Sicuramente la sera può indicare, oltre che la conclusione di una giornata, anche la fase calante della vita, ossia la vecchiaia. Rappresenta un momento distante dalla felicità e dalla spensieratezza di un tempo, a causa dei normali risvolti della nostra esistenza. È un po’ lo stesso concetto espresso dalle stagioni. L’estate è, senza dubbio, sinonimo di giovinezza e di gioia, forza e vitalità. L’inverno, al contrario, evidenzia principalmente quanto più vicino ci possa essere all’imbrunire della propria vita. Ragionando in quest’ottica, il ricollegamento tra stagioni e giorni è diretto. Se immaginiamo la stagione estiva come gli anni fertili, possiamo subito notare come le ore di luce, così come i momenti felici, siano superiore a quelle di buio, ossia i momenti di sconforto. Al contrario, in inverno, sono le ore di buio ad essere superiori, segno che di momenti felici ce ne sono senza dubbio di meno.
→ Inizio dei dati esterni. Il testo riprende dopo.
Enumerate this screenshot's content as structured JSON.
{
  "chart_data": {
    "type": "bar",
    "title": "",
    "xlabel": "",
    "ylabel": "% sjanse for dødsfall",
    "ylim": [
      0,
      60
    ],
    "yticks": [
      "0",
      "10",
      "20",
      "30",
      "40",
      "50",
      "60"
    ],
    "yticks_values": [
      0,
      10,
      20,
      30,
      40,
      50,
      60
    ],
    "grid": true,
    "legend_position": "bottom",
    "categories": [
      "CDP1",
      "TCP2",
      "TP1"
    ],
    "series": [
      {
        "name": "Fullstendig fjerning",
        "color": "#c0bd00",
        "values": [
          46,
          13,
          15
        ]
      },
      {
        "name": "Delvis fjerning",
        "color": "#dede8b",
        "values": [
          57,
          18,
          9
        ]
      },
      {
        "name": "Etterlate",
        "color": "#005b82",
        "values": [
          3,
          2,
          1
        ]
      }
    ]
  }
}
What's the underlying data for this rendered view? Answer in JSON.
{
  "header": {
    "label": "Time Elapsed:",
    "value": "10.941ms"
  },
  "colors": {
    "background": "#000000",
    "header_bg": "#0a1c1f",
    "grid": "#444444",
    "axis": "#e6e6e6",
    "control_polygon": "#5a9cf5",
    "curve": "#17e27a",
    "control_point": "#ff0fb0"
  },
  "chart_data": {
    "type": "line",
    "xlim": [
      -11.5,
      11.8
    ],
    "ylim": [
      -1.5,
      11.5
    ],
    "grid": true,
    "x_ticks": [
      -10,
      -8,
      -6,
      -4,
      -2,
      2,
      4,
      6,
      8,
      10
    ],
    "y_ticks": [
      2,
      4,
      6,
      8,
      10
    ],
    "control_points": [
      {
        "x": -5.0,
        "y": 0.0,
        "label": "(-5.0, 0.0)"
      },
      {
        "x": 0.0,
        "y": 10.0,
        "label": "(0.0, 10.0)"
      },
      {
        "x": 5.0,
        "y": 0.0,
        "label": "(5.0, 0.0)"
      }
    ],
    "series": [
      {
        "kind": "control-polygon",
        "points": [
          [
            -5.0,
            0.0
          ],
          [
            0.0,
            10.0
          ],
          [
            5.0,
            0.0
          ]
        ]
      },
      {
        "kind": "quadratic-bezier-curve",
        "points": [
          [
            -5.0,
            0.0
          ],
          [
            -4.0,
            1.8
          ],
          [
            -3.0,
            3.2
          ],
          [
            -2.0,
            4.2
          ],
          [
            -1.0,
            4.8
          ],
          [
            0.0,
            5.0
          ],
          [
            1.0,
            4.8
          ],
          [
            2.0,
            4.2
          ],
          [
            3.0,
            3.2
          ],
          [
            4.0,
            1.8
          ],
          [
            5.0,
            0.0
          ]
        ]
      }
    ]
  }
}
Oppure, possiamo parlare di sera riferendoci semplicemente ad un periodo o un momento difficile del nostro percorso e non per forza all’anzianità. Infatti, ciascuno di noi, a prescindere dall’età, affronta degli ostacoli sul suo cammino. In questo caso, l’alba e la nascita di un nuovo giorno sono l’espressione del superamento di ciò che ci ha fatto soffrire e simboleggiano una rinascita o un nuovo inizio. Che sia necessario poco o molto tempo, prima o poi quell’alba che tanto aspettiamo arriverà e ciò che abbiamo vissuto sarà solo un brutto ricordo, come scrive il poeta libanese Khalil Gibran in una delle sue più famose citazioni: “Nulla impedirà al sole di sorgere ancora, nemmeno la notte più buia. Perché oltre la nera cortina della notte c’è un’alba che ci aspetta.” Sinonimo di grande forza e speranza, questa frase riassume nel migliore dei modi quanto detto. Così come Gibran, sono molteplici le testimonianze poetiche legate a questo concetto. Che venga vista come un momento di riflessione, un momento buio, di solitudine o come fase ascendente della vita, sono stati tanti i poeti autori di opere in tal senso. Basti pensare ad Ugo Foscolo con “Alla sera”, a Salvatore Quasimodo con “Ed è subito sera”, oppure a Giuseppe Ungaretti con “Sera”. Tutto ciò ad indicare quanto importante ed influente sia stata essa per alcuni dei più famosi esponenti della letteratura italiana.

È importante, però, dare a questo termine ciò che gli spetta e non ridurne l’accezione prevalentemente a qualcosa di negativo. Infatti, dai periodi difficili e dalle esperienze che ci segnano impariamo molto e rappresentano un bastone che ci dà la forza per andare avanti nel nostro cammino. Sono utili per crescere e maturare e sarebbe errato, dunque, leggere il tutto solo in chiave negativa. Anche perché, è vero che il giorno è illuminato dal sole, ma la sera, pur essendo buia, ci offre uno spettacolo che le ore di luce non potrebbero mai darci e cioè quello delle stelle e della luna. Immaginiamo le prime come ciò che rende magica la sera e paragoniamole al miglioramento e alla crescita che subiamo di fronte le difficoltà. Lo stesso facciamo per la luna, così magica da rendere romantica anche la notte più buia e così luminosa da schiarire anche i pensieri più cupi. Ebbene, ci basterà paragonare la luna al calore e all’affetto delle persone a noi care che ci supportano e ci stanno vicine nel momento del bisogno per capire che, in effetti, non esiste buio così forte da sopprimere la luce della speranza ma, al contrario, esiste una luce tanto grande da ridurre e sminuire l’oscurità della sofferenza.